Een week lang vertoeft Jongbloed! aan de Leiebocht ten Zuiden van Gent, waar we werken aan een ‘bezoekersgids’ met een twist. Daar waar kunstenaars als Gust de Smet , Frits van den Berghe , Gustave van de Woestyne en Constant Permeke woonden, werkten en revolutionaire dingen deden. In een schildersdorp waar deze jonge kunstenaars inspiratie opdeden in het ongerepte landleven. Na een mooie wandeling door het regenachtige Deurle en Sint-Martens-Latem leerden we de persoonlijkheden achter deze namen kennen. Jongbloed!er Marie-Gabriëlle stelt ze graag even kort voor.

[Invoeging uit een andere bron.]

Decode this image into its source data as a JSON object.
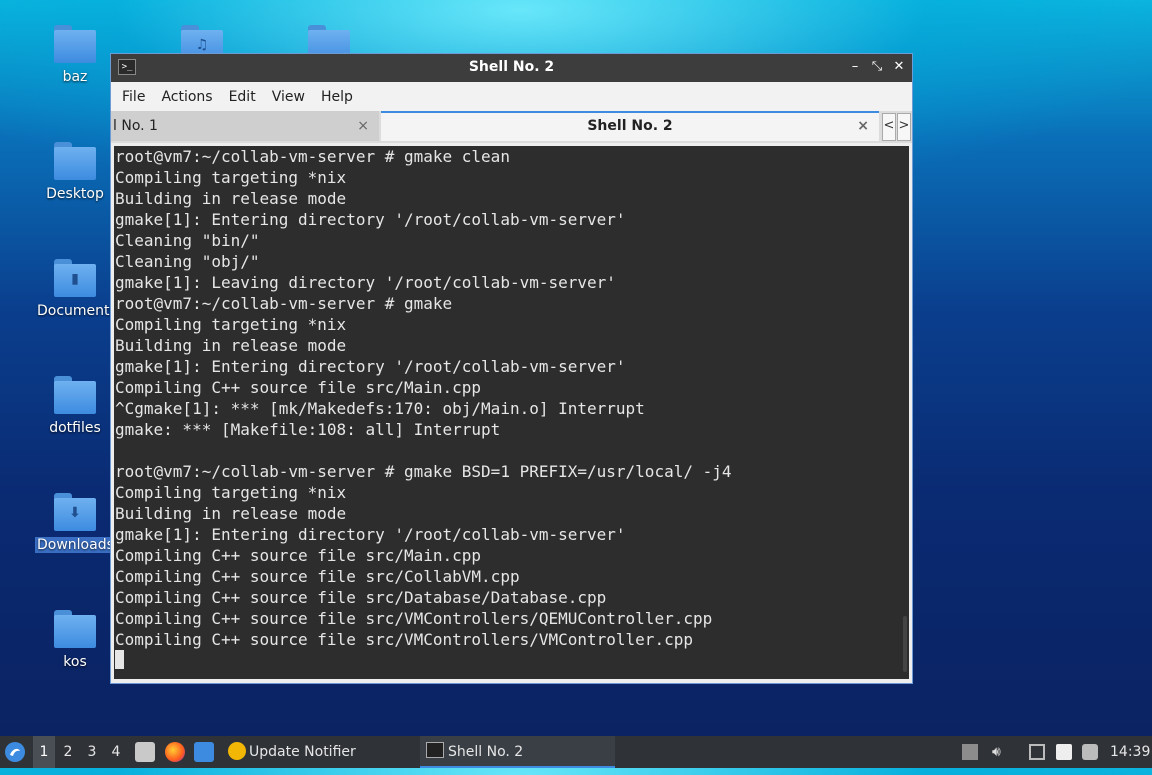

Na een helse tocht met de trein en de fiets zijn we deze ochtend aangekomen in Deurle. Een mooi, idyllisch dorpje aan de Leie, vlakbij Sint-Martens-Latem. Rond 1890 haalden veel Vlaamse kunstenaars hier hun inspiratie. In de industriële stad Gent was het niet aangenaam vertoeven: de woningen waren er duur en vies. De keuze om naar Latem te trekken was dan ook snel gemaakt: het was hier goedkoop, mooi en de mensen waren er vriendelijk.
Tijdens onze (regenachtige) dorpswandeling vandaag kwamen er heel wat namen naar boven. Omdat we het over deze kunstenaars de hele week zullen hebben, is het wel handig om ze eventjes voor te stellen.
Het begint allemaal met Xavier De Kock. Hij werd bevriend met de burgemeester van Latem: Albijn Van Den Abeele (bijnaam Binus!). De Kock zette Van Den Abeele aan om te schilderen. Natuurlijk, met een burgemeester die schildert, is de stap om naar dat dorp te verhuizen sneller gemaakt. De eerste groep artiesten die naar deze streken verhuisden bestond onder andere uit Valerius ‘Valleke’ de Saedeleer (die 140 kilo woog), Karel en Gustave Van De Woestyne en George Minne. Zij zetten zich af tegen Emile Claus (één van de bekendste impressionistische Vlaamse kunstenaars).
Belangrijker voor ons zijn drie andere namen: Gust, Frits en Constant.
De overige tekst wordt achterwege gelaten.